People v. Wilson
Before: Nourse
NOURSE, J.
Defendant was tried and convicted upon an information charging incest upon his daughter—a girl of fifteen years of age. From the judgment following the verdict and from the order denying his motion for a new trial he has appealed on a typewritten record.
On August 31, 1925, the district attorney of Fresno County filed an information against the defendant charging him with the crime of incest upon his daughter alleged to have
[711]
been committed on July 19, 1925. On September 8, 1925, this information was dismissed, without the assignment of any reason therefor, after. the grand jury of the county had indicted defendant on two counts— one charging incest, the other charging rape, but both alleged to constitute different statements of the same act.
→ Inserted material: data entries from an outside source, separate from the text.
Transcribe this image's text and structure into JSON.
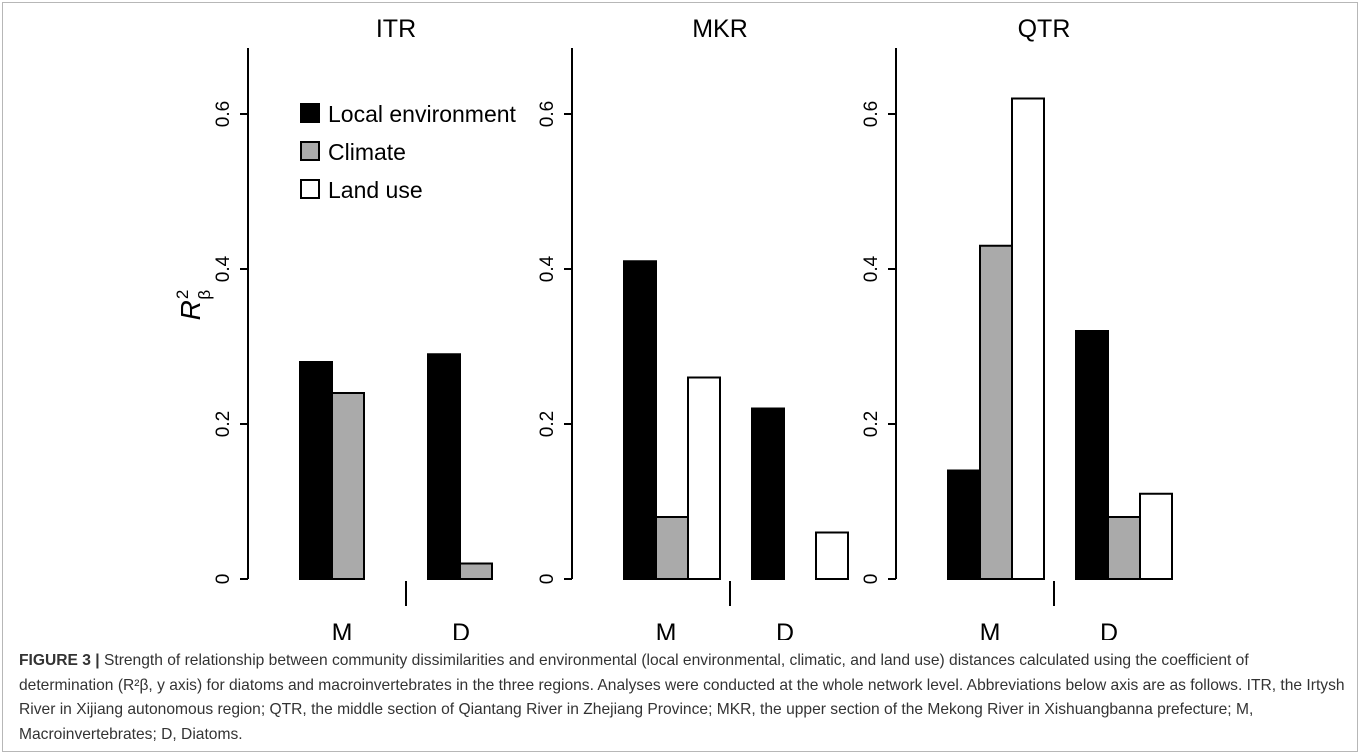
{
  "figure": {
    "caption_label": "FIGURE 3 |",
    "caption_text": " Strength of relationship between community dissimilarities and environmental (local environmental, climatic, and land use) distances calculated using the coefficient of determination (R²β, y axis) for diatoms and macroinvertebrates in the three regions. Analyses were conducted at the whole network level. Abbreviations below axis are as follows. ITR, the Irtysh River in Xijiang autonomous region; QTR, the middle section of Qiantang River in Zhejiang Province; MKR, the upper section of the Mekong River in Xishuangbanna prefecture; M, Macroinvertebrates; D, Diatoms."
  },
  "colors": {
    "local_environment": "#000000",
    "climate": "#aaaaaa",
    "land_use": "#ffffff",
    "stroke": "#000000"
  },
  "chart_data": [
    {
      "type": "bar",
      "title": "ITR",
      "ylabel": "R",
      "ylabel_sup": "2",
      "ylabel_sub": "β",
      "ylim": [
        0,
        0.7
      ],
      "yticks": [
        "0",
        "0.2",
        "0.4",
        "0.6"
      ],
      "categories": [
        "M",
        "D"
      ],
      "legend": {
        "placement": "top-left",
        "entries": [
          "Local environment",
          "Climate",
          "Land use"
        ]
      },
      "series": [
        {
          "name": "Local environment",
          "values": [
            0.28,
            0.29
          ]
        },
        {
          "name": "Climate",
          "values": [
            0.24,
            0.02
          ]
        },
        {
          "name": "Land use",
          "values": [
            0,
            0
          ]
        }
      ]
    },
    {
      "type": "bar",
      "title": "MKR",
      "ylim": [
        0,
        0.7
      ],
      "yticks": [
        "0",
        "0.2",
        "0.4",
        "0.6"
      ],
      "categories": [
        "M",
        "D"
      ],
      "series": [
        {
          "name": "Local environment",
          "values": [
            0.41,
            0.22
          ]
        },
        {
          "name": "Climate",
          "values": [
            0.08,
            0
          ]
        },
        {
          "name": "Land use",
          "values": [
            0.26,
            0.06
          ]
        }
      ]
    },
    {
      "type": "bar",
      "title": "QTR",
      "ylim": [
        0,
        0.7
      ],
      "yticks": [
        "0",
        "0.2",
        "0.4",
        "0.6"
      ],
      "categories": [
        "M",
        "D"
      ],
      "series": [
        {
          "name": "Local environment",
          "values": [
            0.14,
            0.32
          ]
        },
        {
          "name": "Climate",
          "values": [
            0.43,
            0.08
          ]
        },
        {
          "name": "Land use",
          "values": [
            0.62,
            0.11
          ]
        }
      ]
    }
  ]
}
On September 23, 1925, a new indictment was filed containing six counts. This indictment specified three separate criminal acts alleged to have been committed on or about January 27, 1925; July 11, 1925, and July 16, 1925. Two counts covered different statements of each act—one charging incest and the other rape. The defendant was tried on this indictment and the jury returned a verdict of acquittal. Thereafter a new information was filed against the defendant charging the crime of incest upon his daughter and specifying June 2, 1925, as the time of the commission of the criminal act. It was upon this information that the defendant was convicted.
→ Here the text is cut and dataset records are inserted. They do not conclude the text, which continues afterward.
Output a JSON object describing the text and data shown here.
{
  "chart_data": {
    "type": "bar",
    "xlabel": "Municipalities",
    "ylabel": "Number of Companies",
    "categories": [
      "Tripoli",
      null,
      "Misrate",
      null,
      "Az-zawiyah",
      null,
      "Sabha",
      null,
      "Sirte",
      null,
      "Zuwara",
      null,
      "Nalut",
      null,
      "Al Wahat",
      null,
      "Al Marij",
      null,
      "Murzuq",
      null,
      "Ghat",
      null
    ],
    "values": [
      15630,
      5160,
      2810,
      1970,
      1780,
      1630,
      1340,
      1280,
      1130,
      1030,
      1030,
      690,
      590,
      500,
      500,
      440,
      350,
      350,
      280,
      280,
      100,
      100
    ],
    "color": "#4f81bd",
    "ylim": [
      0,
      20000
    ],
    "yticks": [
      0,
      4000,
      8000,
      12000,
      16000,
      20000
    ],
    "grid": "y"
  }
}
When the defendant was brought to trial on this last information he entered three separate pleas of former acquittal, once in jeopardy, and not guilty. When, the trial opened he objected to the introduction of any evidence on the part of the state upon the grounds of former acquittal and former jeopardy. This objection was overruled and evidence was taken showing defendant’s guilt of the crime charged beyond a peradventure of a doubt. At the same time the state was permitted to offer evidence of numerous other acts of the same nature running over a period of two and a half or three years, including the acts of which he had been acquitted on the former trial. At the conclusion of the testimony the trial judge instructed the jury to find for the state on both of the special pleas of former acquittal and jeopardy.-
On this appeal four grounds are urged by the appellant for a reversal: 1. That the trial judge should have decided the plea of former acquittal in his favor; 2. That the instruction to the jury to find for the state on the two special pleas was error; 3. That the purported confession of the appellant was inadmissible because obtained by duress; and 4. That the evidence relating to the child born to the prosecutrix was inadmissible.